Finding where our brain works with figures
Today my first grader saw the Roman numeral “III” alongside instructions about numbers, and assumed it was 111. It was a reminder that numbers are often dealt with through abstract representations of actual (or imaginary!) quantities. While counting quantities of objects can be done without being able to write about it, the way we read and understand numbers is still a work-in-progress. Two recent studies found some unexpected wrinkles in how, and where, our brain handles numbers.
Recognizing known numbers
With two hemispheres and many specialized structures, figuring out where our brains process numbers hasn’t been easy. There’s been a longstanding assumption that with many language functions being handled on the left side of the brain, numerical reasoning was left mostly to the right. Working with numbers isn’t a single function though, and it looks like just the act of reading numbers is processed in visual number form areas (NFAs) in both of the brain’s hemispheres. Similar to the act of deciphering written letters, fMRI scans of test subjects looking at familiar numerals as well as gibberish or modified characters showed that known numerals consistently activated areas at the underside of both the left and right temporal lobes, whereas other characters did not.
Sorting size on each side
This isn’t to say that mathematical concepts are equally distributed across our heads. A separate study looked at how our brains handle some basic numerical comparisons, and some biases between the two hemispheres were found. Researchers noted that in stroke victims who had lost functionality in one hemisphere or the other, basic comparisons between larger and smaller quantities seemed to be affected by where their brain damage had occurred. Rather than damage anyone, the scientists instead created a right/left bias by stimulating one hemisphere or the other in healthy patients. This was done with what’s called a caloric reflex test, which is a strange combination of viewing a horizontal or vertical line through marked goggles, and then dribbling hot or cold water into one ear. This is usually used for other diagnostic purposes, but it gave the researchers a way to create a temporary bias in participants’ cognition.

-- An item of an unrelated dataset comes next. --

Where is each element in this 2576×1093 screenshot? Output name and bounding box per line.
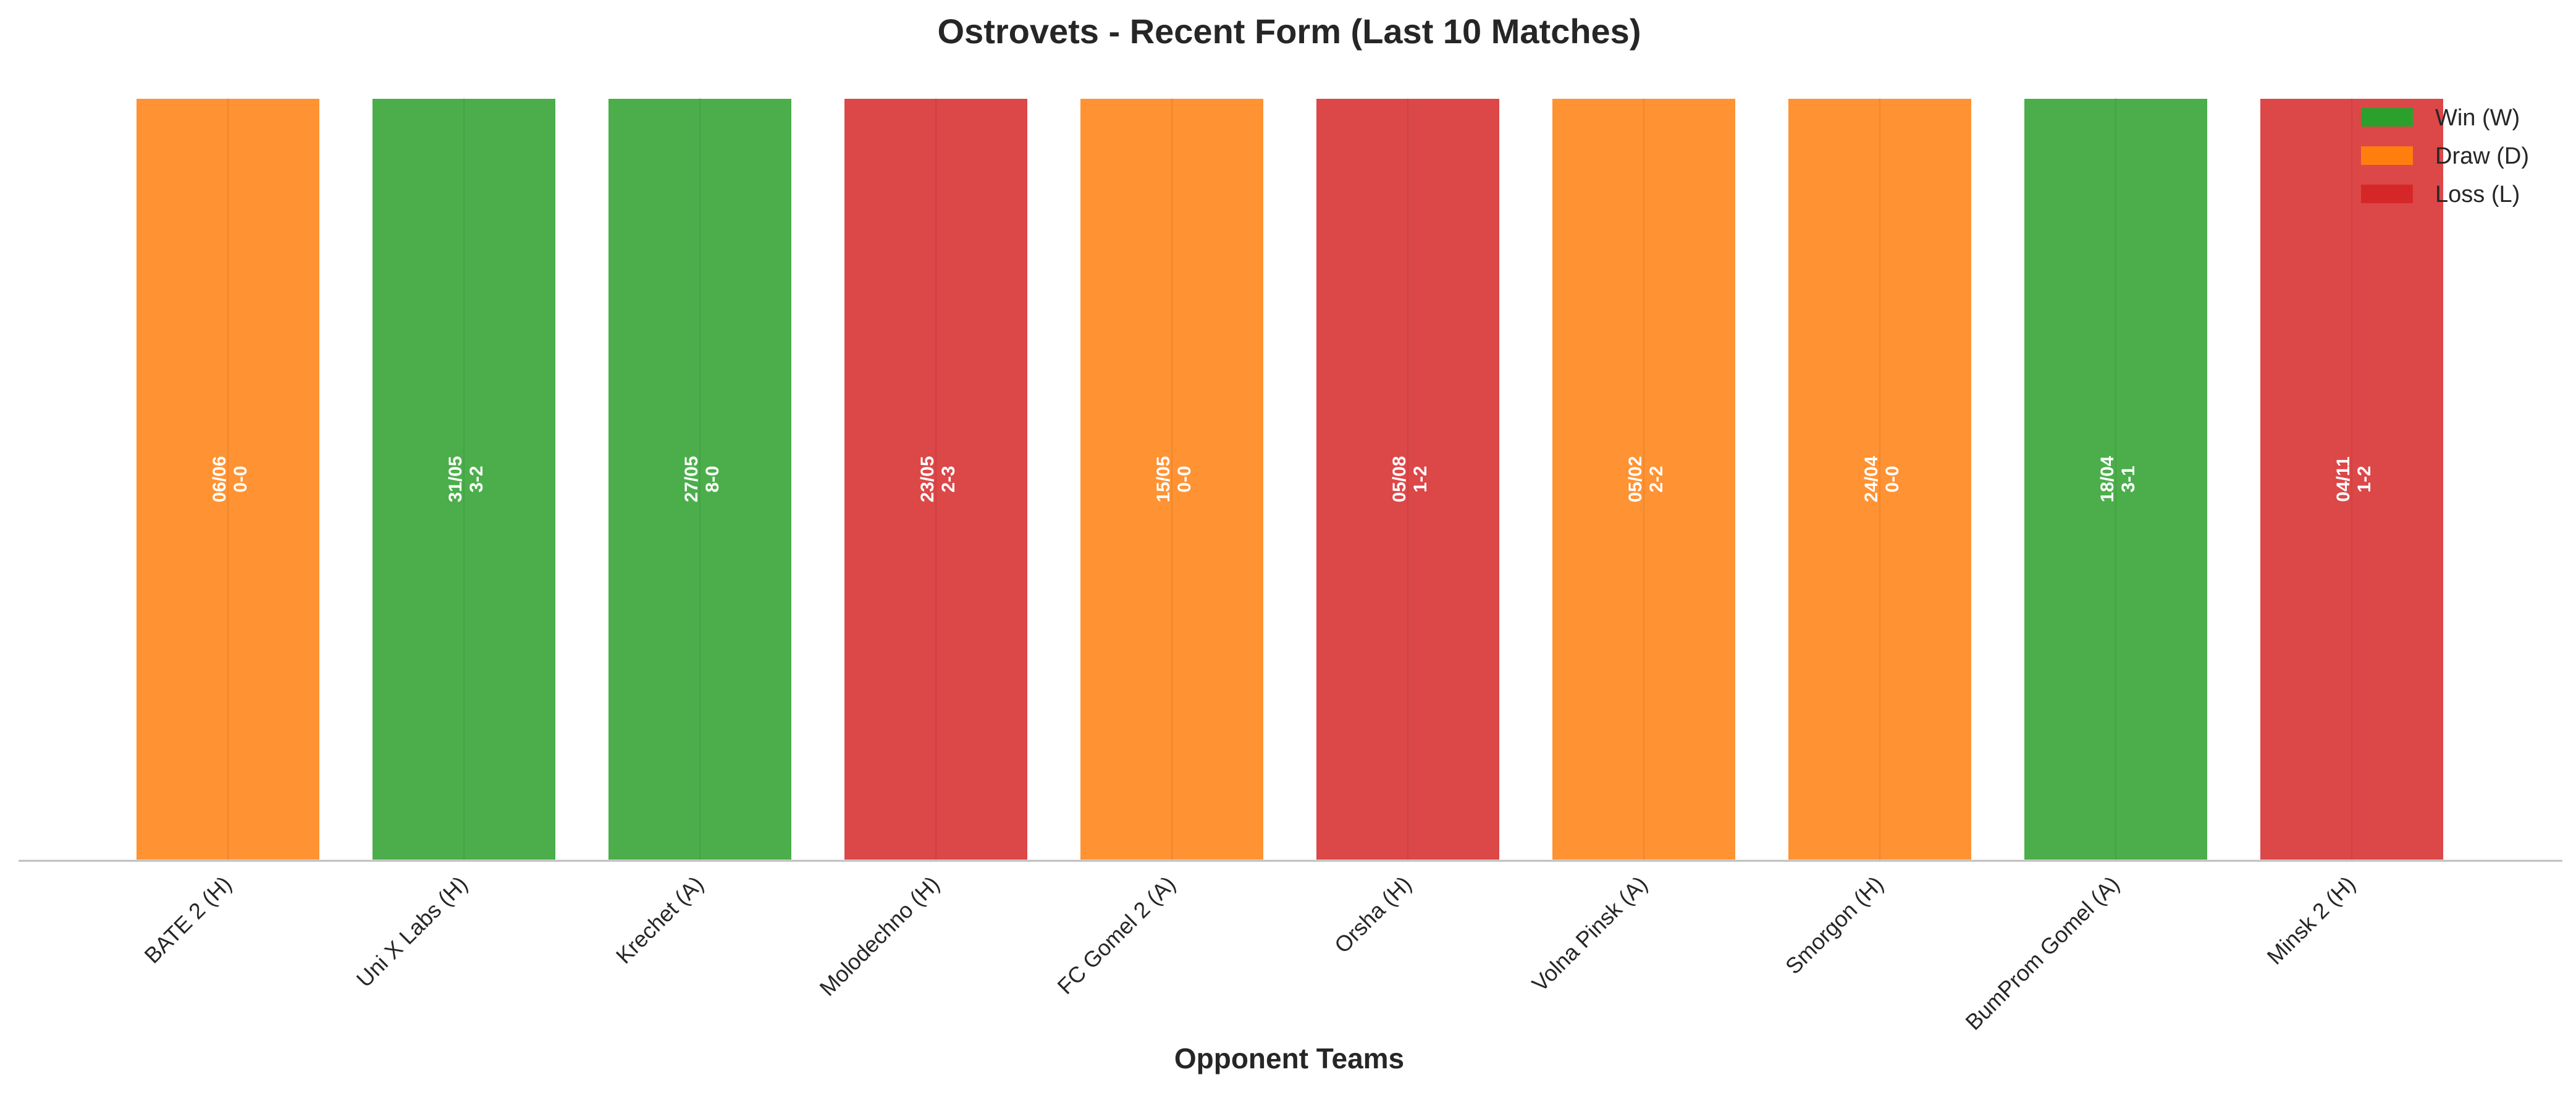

Once activated, participants had some interesting biases in how they compared numbers. If the left side of the brain was stimulated, they’d favor higher numbers, while the right side of the brain seemed to pull people towards lower numbers. For example, if asked to pick a number at the midpoint of 50 to 100, active left hemispheres tended to select numbers above 75, while activated right hemispheres picked something below 65. The exact quantities weren’t the key here, but just the high-low comparisons. This was seen when the same test subjects were asked to draw analog clocks, and then drew either 1-6 or 7-12 in slightly larger, clearer characters correlating with whichever hemisphere was stimulated.
While people occasionally reveal this kind of preference without water in their ears, this research isn’t looking to help people predict each other’s favorite number. Aside from helping us piece together how the brain works with math in general, it also has applications for people with brain damage, helping us identify where the damage occurred and what functions will need to be treated.